Intended to reach those within communities who may be in dire need of counselling or guidance to deal with some of life’s circumstances, the Caribbean Voice, a non-governmental organisation [NGO], is set to introduce its Gatekeepers’ programme.
Among those that are being particularly eyed for this programme are communities that are home to sugar estates. This move is strategic since, according to Coordinator of the Caribbean Voice Guyana Chapter, Mr. Nazim Hussain, this need has arisen in light of the recent move by government to make redundant thousands of sugar workers.
According to Hussain, the Gatekeepers’ Programme is one much like the first responders programmes which targets the vulnerable in communities.
Initiating the gatekeepers’ programme, Hussain explained, entails training individuals within a community to be able to use their vantage positions to detect and help address, as far as possible, those faced with challenges.
Among those who are slated to be identified to aid the Gatekeepers’ movement, Hussain said, are estate workers, teachers, policemen, business persons and even taxi drivers.
But choosing the most suitable candidates will not be a haphazard process since, according to Hussain, an imperative approach is to reach out to Human Resource managers, representatives of other NGOs within the estate communities, religious organisations, among other leaders, to help identify those best suited for the programme.
“We are looking to have persons with the capacity to reach others…those who are deemed ‘people persons’ and are able to help them get the support they need,” said Hussain.
Preparing the selected individuals for the task will be done at planned training sessions.
One such training session, Hussain said, is slated for Saturday [February 3] in Rose Hall, Berbice.
This session, he informed, will be done in collaboration with the Guyana Sugar Corporation, which will provide the training facilities.

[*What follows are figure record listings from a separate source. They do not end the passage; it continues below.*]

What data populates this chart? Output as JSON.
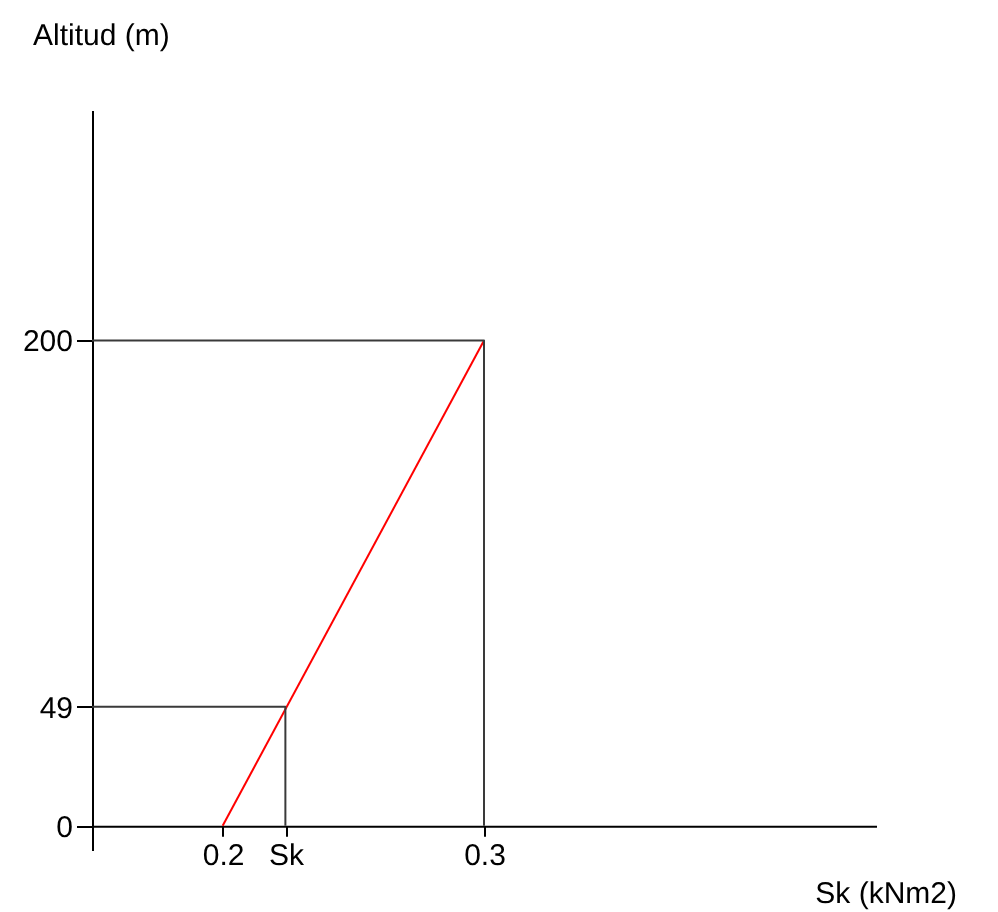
{
  "chart_data": {
    "type": "line",
    "xlabel": "Sk (kNm2)",
    "ylabel": "Altitud (m)",
    "xlim": [
      0.15,
      0.45
    ],
    "ylim": [
      -10,
      295
    ],
    "xticks": [
      {
        "value": 0.2,
        "label": "0.2"
      },
      {
        "value": 0.224,
        "label": "Sk"
      },
      {
        "value": 0.3,
        "label": "0.3"
      }
    ],
    "yticks": [
      0,
      49,
      200
    ],
    "grid": false,
    "marker": "none",
    "line_style": "solid",
    "series": [
      {
        "color": "#ff0000",
        "x": [
          0.2,
          0.3
        ],
        "values": [
          0,
          200
        ]
      },
      {
        "color": "#3a3a3a",
        "x": [
          0.15,
          0.3,
          0.3
        ],
        "values": [
          200,
          200,
          0
        ]
      },
      {
        "color": "#3a3a3a",
        "x": [
          0.15,
          0.224,
          0.224
        ],
        "values": [
          49,
          49,
          0
        ]
      }
    ]
  }
}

Through its ongoing efforts to reach persons, Hussain said that the Caribbean Voice has been able to reach and counsel in excess of 300 people. And according to him, in addition to reaching some individuals in person, others are reached by means of telephone and even Facebook. Detecting those who may be in need of counselling, Hussain said, could be as simple as recognising a change in behaviour.
Just recently the Caribbean Voice was able to reach out to more than 100 teachers from schools across Canje, Berbice. According to Hussain, reaching out to the teachers was a deliberate tactic. He revealed that because of what is occurring in the sugar industry, there have been signs of schoolchildren being affected by the spin-off effects of some workers being severed from sugar estates.
Hussain said that while the Caribbean Voice was initially aiming to train students how to cope, it was General Secretary of the Guyana Teachers’ Union [GTU], Coretta McDonald, who decided that a more strategic approach would be to reach to teachers instead, so that they can be the first responders. It is anticipated that this move will not only reach the students and pupils, but their parents as well.
According to Hussain, the efforts engaged by Caribbean Voice do not have a racial or political agenda.
“We are not going into the estates to tell people about what whoever did, and who got them severed. We are going into the sugar estates and these areas to do what is called trainer of trainers,” he asserted.